Sparse Indexing with Secondary Indexes

Another technique that can be used with secondary indexes is sparse indexing. Normally IMS maintains index entries for all occurrences of the secondary index source segment. However, it is possible to cause IMS to suppress index entries for some of the occurrences of the index source segment. You might want to suppress index entries if you were only interested in processing segments that had a non-null value in the field.

As a general rule, only consider this technique if you expect 20% or less of the index source segments to be created. The suppression can be done either by specifying that all bytes in the field should be a specific character (NULLVAL parameter) or by selection with the Secondary Index Maintenance exit routine.

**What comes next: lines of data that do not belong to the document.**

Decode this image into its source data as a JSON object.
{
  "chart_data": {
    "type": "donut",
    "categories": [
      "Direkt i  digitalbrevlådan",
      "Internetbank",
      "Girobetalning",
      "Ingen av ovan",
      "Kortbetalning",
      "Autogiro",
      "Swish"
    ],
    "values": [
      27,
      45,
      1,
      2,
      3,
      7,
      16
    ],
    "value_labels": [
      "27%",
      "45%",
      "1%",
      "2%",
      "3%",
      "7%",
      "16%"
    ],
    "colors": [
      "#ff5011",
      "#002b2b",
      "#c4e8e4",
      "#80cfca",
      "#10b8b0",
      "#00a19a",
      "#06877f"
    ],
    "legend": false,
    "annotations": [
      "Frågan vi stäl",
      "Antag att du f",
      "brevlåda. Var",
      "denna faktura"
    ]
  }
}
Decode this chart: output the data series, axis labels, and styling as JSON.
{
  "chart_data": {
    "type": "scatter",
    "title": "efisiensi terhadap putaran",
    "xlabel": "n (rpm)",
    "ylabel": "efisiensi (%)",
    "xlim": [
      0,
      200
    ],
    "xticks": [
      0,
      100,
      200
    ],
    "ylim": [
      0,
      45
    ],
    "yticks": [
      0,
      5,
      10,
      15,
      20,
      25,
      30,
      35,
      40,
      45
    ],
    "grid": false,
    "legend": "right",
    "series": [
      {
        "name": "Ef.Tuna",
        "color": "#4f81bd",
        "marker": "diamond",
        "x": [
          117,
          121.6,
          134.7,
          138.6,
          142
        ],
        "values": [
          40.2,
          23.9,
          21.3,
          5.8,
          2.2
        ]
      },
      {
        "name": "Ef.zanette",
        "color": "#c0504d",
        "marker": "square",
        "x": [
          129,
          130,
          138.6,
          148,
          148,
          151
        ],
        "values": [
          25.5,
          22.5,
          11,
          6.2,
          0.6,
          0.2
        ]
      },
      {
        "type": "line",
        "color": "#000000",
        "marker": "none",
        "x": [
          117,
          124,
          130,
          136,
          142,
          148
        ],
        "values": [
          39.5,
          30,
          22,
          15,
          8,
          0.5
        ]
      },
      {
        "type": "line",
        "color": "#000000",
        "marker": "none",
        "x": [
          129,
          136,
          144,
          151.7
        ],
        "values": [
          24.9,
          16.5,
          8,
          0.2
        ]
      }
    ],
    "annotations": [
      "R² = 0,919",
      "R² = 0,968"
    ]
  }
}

Example of a Secondary Index

Suppose an application needs to retrieve the street address field from the SHIPMENT segment in the ORDER physical database, so that a delivery route can be established. As shown in Figure 7-8 on page 81, an index database can be created with a pointer segment defined for that field (STREET_ADDRESS).

Figure 7-8. A Physical Database and Its Secondary Index Database

The pointer segment contains a pointer to the ORDER root segment (of the ORDER physical database) and also contains key field information (STREET_ADDRESS) from the SHIPMENT (source) segment.

In Figure 7-8, the secondary index key (the search field) is the STREET_ADDRESS field of the SHIPMENT source segment.

As an example of suppressing index entries (in Figure 7-8), suppose that the ORDER segment had a field set in it to indicate the order could not be fulfilled immediately, but needed to be back ordered. You could define a secondary index including this field, but suppress all entries that did not have this field set, giving rapid access to all back orders.